With Prime Day, Amazon created a sort of Black Friday in the summer without the excuse of being tied to holiday shopping. Basically, the retailer looked at the calendar and saw that once Mother's Day passed in May, the shopping calendar was pretty empty until the fall. Prime Day filled that hole through the sheer power of the online leader being able to use discounting and deals to will it into existence.
Now, Walmart (WMT -0.80%) has a similar plan, albeit a somewhat more muted one. The retailer aims to make Feb. 23 Baby Savings Day in some of its stores, with additional baby-related deals being offered on its website throughout the month of February.
Oh, baby, what is Walmart doing?
Baby Savings Day isn't an open-ended giant sale like Prime Day, but it's not rooted in any existing event on the calendar. The sales holiday is Walmart's attempt to create an event, though it's not giving it the massive promotional push Amazon gave the first Prime Day in 2015.
The Walmart event will run from 10:30 a.m. to 4:30 p.m. in most, but not all of its stores (a full list can be found here). Savings will vary, but the chain promises deals up to 30% off on an extensive array of baby essentials including strollers, cribs, car seats, toys, formula, and various other supplies.
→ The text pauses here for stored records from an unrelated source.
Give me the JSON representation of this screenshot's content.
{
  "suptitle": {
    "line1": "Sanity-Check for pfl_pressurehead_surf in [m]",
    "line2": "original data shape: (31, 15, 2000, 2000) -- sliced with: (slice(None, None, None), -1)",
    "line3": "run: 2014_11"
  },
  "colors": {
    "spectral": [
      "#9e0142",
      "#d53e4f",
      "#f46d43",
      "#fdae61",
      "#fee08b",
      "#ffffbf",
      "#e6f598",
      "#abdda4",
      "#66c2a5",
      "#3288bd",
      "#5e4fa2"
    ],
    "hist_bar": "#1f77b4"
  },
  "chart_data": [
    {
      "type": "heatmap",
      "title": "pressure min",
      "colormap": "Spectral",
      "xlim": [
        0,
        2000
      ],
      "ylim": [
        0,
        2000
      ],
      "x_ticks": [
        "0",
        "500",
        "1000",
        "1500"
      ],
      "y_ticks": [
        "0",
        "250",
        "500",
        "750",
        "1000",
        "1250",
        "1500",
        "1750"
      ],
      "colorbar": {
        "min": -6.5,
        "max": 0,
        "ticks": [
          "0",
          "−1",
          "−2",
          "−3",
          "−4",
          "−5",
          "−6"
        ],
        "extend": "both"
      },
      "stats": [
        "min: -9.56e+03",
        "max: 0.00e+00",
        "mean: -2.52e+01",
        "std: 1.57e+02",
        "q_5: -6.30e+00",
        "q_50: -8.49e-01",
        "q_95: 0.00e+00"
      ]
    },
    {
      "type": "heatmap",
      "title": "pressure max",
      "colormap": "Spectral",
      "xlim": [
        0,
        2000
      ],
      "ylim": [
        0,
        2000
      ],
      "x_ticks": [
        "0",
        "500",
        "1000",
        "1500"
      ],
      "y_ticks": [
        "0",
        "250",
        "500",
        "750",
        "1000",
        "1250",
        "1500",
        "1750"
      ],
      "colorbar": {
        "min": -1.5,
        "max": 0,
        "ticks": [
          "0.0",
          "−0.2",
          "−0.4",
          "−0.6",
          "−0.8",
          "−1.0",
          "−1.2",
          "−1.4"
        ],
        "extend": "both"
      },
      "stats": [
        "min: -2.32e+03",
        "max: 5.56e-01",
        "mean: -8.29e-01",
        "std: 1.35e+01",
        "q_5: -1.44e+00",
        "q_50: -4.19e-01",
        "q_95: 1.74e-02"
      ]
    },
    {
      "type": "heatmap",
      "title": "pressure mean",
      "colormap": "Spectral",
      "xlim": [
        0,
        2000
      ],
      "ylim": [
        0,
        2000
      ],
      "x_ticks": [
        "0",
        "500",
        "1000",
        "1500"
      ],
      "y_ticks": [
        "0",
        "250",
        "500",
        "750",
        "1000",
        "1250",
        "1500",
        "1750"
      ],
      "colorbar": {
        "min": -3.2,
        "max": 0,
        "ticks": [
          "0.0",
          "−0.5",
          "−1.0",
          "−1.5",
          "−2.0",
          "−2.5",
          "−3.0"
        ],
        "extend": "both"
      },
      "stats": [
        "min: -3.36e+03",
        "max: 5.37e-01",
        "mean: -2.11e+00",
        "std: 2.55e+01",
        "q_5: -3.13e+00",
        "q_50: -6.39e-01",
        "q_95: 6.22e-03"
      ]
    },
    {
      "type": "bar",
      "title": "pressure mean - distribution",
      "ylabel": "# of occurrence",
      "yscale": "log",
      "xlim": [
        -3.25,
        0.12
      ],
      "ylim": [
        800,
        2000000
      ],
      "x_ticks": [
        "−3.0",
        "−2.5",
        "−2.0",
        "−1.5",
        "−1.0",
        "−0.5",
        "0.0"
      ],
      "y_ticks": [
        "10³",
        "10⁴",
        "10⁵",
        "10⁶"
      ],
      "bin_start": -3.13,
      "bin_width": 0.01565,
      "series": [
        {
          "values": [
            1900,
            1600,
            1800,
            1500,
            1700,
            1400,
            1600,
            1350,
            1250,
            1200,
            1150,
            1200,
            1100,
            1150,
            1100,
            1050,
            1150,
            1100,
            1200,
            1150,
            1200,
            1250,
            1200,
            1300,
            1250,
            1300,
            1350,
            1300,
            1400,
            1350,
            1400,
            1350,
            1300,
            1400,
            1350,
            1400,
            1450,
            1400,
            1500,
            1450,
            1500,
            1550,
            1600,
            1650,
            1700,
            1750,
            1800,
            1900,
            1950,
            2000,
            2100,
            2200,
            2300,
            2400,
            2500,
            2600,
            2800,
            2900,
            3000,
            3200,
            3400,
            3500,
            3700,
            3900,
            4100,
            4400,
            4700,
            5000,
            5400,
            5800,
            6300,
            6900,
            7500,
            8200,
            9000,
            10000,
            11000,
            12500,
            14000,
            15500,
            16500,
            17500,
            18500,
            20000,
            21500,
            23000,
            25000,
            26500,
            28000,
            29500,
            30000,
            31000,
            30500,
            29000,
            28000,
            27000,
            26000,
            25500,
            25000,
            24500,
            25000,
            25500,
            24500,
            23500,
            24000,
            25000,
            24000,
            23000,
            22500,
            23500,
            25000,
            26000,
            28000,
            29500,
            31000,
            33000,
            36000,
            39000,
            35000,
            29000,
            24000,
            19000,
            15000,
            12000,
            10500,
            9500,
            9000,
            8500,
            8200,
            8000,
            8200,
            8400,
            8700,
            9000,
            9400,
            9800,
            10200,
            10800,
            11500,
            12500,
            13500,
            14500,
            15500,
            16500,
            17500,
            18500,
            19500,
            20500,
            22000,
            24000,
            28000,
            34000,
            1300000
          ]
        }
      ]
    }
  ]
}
The sale has already started on Walmart.com, where it runs through the end of February.
It's a big sale, but Walmart hasn't done very much to promote it nationally. The chain has not issued a national press release or put up any information about Baby Savings Day on its blog as of early Feb. 21. There's also no mention of the event on its homepage.
Check out the latest Walmart earnings call transcript.
Taking baby steps?
Walmart appears to be taking a go-slow approach to creating a new sales holiday. That may be a calculated move, designed to establish demand in year one before expanding the event in year two. It's also possible that the retailer isn't only testing a possible annual event, it's gauging its ability to have random sales at times of the year that aren't tied to a specific calendar event. (Walmart did not respond to a request to provide more information.)
This may not be Walmart's baby-based version of Prime Day, but Amazon has not let its rival's efforts go unnoticed. The online leader is also holding a sale on baby-related items through the end of February.
Offering a limited-hours, one-day sale in select stores (about 3,000 of its 3,570 Supercenter locations) is not Walmart's typical method of running a sale, nor does it directly follow the model Amazon created with Prime Day. It's very possible that the chain is experimenting before it fully commits to attempting to make Baby Savings Day a recurring event.